Akmal mencontohkan masih banyaknya kasus pertambangan di Kaltim, di mana pengawasan pertambangan belum optimal karena menjadi tanggung jawab pemerintah pusat, dalam hal ini kementerian terkait. Oleh karena itu, ia mendorong agar pemerintah daerah menginventarisasi masalah yang ada dan menyampaikannya ke pusat.
“Ketimbang hanya mengeluh, langkah terbaik yang bisa dilakukan adalah mengumpulkan data konkret, lalu mendiskusikannya langsung dengan pemerintah pusat guna mencari solusi,” jelasnya.

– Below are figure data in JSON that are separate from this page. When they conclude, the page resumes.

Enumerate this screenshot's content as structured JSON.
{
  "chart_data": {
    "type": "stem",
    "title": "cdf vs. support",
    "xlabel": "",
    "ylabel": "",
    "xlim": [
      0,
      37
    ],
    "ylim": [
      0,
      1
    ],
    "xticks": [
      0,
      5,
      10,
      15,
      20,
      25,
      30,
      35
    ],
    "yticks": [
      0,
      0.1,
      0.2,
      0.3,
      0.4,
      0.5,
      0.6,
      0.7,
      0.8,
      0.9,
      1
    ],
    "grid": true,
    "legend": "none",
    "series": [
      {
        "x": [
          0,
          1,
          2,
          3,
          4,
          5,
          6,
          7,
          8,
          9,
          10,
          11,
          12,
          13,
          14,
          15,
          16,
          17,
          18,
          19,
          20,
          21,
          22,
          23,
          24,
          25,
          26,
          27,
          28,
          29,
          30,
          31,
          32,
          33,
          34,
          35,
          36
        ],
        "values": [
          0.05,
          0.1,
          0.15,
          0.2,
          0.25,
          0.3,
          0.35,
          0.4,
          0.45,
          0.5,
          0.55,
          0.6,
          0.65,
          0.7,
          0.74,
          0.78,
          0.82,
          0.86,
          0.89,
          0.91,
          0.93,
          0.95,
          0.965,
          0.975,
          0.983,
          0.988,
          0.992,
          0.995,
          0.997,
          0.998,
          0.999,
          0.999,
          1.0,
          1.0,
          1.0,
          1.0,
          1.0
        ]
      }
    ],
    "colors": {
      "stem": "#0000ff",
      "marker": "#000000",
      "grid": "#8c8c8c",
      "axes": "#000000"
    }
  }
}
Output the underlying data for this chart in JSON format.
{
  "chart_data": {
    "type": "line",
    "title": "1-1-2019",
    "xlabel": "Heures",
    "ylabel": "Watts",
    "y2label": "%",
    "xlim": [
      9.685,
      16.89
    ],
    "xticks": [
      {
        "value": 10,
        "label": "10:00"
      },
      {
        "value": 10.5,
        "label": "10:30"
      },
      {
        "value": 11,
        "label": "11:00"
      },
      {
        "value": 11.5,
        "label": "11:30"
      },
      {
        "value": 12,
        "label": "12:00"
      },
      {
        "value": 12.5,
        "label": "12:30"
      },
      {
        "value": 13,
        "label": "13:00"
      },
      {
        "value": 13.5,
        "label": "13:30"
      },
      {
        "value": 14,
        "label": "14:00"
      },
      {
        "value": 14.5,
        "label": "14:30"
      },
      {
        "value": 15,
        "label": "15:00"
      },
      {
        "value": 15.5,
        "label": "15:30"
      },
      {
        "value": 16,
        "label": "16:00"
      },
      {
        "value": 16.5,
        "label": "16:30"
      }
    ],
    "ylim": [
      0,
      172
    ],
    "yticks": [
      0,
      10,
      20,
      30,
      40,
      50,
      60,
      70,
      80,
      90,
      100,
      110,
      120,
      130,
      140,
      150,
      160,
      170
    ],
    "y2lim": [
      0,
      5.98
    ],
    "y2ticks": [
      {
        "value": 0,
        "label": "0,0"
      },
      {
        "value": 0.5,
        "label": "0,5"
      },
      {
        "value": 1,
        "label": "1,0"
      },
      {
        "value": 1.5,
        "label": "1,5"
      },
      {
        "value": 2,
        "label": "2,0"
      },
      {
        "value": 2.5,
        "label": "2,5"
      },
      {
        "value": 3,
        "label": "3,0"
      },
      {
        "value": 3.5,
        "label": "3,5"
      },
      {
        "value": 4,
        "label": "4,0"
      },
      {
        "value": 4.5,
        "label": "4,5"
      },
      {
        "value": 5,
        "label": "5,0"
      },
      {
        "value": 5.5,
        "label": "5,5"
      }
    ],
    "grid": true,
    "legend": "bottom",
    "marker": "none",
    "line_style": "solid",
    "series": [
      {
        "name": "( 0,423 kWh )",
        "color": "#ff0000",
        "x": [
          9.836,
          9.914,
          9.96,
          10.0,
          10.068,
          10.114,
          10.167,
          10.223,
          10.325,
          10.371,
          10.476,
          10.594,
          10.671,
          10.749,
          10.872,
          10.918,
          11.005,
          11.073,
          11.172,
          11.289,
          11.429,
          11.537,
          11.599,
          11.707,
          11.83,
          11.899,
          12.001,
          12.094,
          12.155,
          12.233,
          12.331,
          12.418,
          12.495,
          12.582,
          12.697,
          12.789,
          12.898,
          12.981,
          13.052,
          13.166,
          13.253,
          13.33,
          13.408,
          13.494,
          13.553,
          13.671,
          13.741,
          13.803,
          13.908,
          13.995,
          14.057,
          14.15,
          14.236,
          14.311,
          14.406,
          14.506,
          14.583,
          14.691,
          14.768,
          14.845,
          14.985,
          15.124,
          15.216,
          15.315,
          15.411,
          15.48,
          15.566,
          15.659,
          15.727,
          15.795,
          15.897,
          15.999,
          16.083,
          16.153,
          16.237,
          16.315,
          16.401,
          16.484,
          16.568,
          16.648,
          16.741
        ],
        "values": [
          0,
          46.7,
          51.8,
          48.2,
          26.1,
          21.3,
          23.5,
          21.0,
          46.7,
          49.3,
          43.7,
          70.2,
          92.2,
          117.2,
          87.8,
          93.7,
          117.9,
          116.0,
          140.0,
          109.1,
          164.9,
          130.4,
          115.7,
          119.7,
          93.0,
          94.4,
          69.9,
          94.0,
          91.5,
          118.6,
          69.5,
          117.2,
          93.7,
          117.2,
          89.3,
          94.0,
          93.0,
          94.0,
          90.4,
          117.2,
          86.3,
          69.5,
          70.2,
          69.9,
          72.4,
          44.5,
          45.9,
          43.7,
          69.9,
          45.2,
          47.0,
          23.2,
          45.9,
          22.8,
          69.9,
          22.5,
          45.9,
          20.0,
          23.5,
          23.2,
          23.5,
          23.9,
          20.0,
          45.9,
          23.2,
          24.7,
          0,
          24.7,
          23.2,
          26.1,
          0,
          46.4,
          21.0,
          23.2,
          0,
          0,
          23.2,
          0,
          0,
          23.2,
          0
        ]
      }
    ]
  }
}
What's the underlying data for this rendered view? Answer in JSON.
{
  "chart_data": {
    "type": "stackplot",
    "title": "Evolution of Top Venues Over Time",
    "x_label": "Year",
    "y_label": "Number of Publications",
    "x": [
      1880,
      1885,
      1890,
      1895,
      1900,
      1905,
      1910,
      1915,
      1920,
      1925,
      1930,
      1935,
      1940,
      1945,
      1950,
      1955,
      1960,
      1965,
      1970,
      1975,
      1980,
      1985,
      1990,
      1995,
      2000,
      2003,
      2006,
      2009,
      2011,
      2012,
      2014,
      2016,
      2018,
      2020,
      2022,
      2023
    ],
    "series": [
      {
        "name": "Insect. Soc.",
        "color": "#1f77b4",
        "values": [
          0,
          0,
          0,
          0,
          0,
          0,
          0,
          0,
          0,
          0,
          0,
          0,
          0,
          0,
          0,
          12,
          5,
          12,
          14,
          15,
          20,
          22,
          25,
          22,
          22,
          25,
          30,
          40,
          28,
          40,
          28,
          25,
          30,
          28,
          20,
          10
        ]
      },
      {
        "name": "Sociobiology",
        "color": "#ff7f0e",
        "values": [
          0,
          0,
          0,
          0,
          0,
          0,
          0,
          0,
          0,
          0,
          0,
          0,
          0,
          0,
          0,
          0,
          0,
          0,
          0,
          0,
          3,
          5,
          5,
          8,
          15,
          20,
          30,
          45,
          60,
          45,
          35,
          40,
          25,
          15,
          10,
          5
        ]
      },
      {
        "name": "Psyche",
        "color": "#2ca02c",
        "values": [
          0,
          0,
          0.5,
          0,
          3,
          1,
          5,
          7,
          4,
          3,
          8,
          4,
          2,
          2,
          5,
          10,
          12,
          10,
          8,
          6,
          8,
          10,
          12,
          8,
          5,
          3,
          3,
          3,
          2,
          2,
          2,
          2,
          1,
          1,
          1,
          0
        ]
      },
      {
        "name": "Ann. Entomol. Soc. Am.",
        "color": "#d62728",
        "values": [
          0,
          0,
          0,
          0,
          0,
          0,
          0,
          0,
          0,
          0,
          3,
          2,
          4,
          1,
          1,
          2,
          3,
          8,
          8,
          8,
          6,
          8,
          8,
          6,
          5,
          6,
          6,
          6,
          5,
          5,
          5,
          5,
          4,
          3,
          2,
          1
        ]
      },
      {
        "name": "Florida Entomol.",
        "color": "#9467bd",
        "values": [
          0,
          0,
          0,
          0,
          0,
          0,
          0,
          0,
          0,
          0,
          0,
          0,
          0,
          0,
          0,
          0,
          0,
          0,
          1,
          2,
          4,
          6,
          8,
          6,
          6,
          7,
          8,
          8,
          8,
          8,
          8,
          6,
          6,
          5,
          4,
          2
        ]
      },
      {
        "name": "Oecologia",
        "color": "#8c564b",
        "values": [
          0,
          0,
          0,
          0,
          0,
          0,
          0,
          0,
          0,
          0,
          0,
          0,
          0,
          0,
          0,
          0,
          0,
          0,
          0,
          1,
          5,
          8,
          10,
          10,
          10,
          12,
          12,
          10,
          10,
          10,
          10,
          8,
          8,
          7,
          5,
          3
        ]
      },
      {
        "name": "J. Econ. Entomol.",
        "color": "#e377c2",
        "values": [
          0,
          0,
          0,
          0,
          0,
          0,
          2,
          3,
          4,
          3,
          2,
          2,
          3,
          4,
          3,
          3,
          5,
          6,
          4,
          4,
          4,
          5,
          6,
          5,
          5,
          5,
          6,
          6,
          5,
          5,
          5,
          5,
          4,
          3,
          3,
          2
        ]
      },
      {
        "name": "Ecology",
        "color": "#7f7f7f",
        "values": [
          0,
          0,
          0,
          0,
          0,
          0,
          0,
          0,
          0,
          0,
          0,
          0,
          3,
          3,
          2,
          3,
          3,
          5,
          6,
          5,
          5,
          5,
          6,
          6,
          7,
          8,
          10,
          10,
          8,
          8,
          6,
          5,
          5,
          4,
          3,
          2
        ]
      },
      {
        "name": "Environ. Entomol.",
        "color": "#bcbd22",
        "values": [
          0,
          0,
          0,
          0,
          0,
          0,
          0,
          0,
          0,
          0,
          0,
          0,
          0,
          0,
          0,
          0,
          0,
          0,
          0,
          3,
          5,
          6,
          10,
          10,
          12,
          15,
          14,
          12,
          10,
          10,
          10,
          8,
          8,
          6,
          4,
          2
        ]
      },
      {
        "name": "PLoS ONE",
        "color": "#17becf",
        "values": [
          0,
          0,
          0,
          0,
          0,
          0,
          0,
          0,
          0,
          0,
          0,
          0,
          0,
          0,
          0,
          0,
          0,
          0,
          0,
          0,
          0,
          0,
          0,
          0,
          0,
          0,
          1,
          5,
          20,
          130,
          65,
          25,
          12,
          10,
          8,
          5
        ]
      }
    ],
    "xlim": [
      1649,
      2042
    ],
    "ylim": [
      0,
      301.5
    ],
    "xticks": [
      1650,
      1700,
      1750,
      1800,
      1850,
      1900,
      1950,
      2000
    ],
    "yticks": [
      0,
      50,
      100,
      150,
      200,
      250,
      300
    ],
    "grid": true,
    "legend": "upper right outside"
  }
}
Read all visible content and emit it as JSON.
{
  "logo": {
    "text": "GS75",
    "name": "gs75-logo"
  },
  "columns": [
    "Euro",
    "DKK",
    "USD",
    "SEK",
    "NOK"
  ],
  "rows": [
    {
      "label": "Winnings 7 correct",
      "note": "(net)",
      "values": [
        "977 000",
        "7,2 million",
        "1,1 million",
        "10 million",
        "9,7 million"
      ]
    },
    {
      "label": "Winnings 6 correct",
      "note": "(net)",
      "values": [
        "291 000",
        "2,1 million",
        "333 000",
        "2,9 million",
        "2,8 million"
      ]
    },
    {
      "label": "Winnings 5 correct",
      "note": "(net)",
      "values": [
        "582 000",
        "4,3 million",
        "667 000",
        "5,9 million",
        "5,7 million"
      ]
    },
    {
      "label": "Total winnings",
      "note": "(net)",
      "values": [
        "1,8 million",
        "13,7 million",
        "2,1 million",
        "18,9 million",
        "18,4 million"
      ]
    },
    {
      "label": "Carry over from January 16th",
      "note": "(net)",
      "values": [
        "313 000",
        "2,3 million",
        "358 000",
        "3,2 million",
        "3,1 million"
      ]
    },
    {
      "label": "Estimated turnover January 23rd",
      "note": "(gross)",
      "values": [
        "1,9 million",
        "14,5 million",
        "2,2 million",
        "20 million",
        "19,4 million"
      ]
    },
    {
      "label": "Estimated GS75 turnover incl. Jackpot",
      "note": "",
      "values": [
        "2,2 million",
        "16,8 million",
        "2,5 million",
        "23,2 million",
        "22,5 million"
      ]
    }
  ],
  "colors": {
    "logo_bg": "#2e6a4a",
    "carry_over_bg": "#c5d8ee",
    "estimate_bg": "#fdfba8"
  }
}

Akmal juga menyoroti bahwa setiap daerah memiliki tantangan yang berbeda dalam menangani permasalahan pertambangan. Di Kaltim, misalnya, aktivitas tambang sangat masif, tetapi regulasi dan pengawasan berada di tangan pusat. Saat ini, peran pemerintah daerah hanya sebatas memberikan rekomendasi dalam penyusunan Rencana Kerja dan Anggaran Biaya (RKAB).
Untuk itu, ia telah menginstruksikan Dinas Energi dan Sumber Daya Mineral (ESDM) Kaltim agar mengidentifikasi berbagai persoalan pertambangan di wilayahnya.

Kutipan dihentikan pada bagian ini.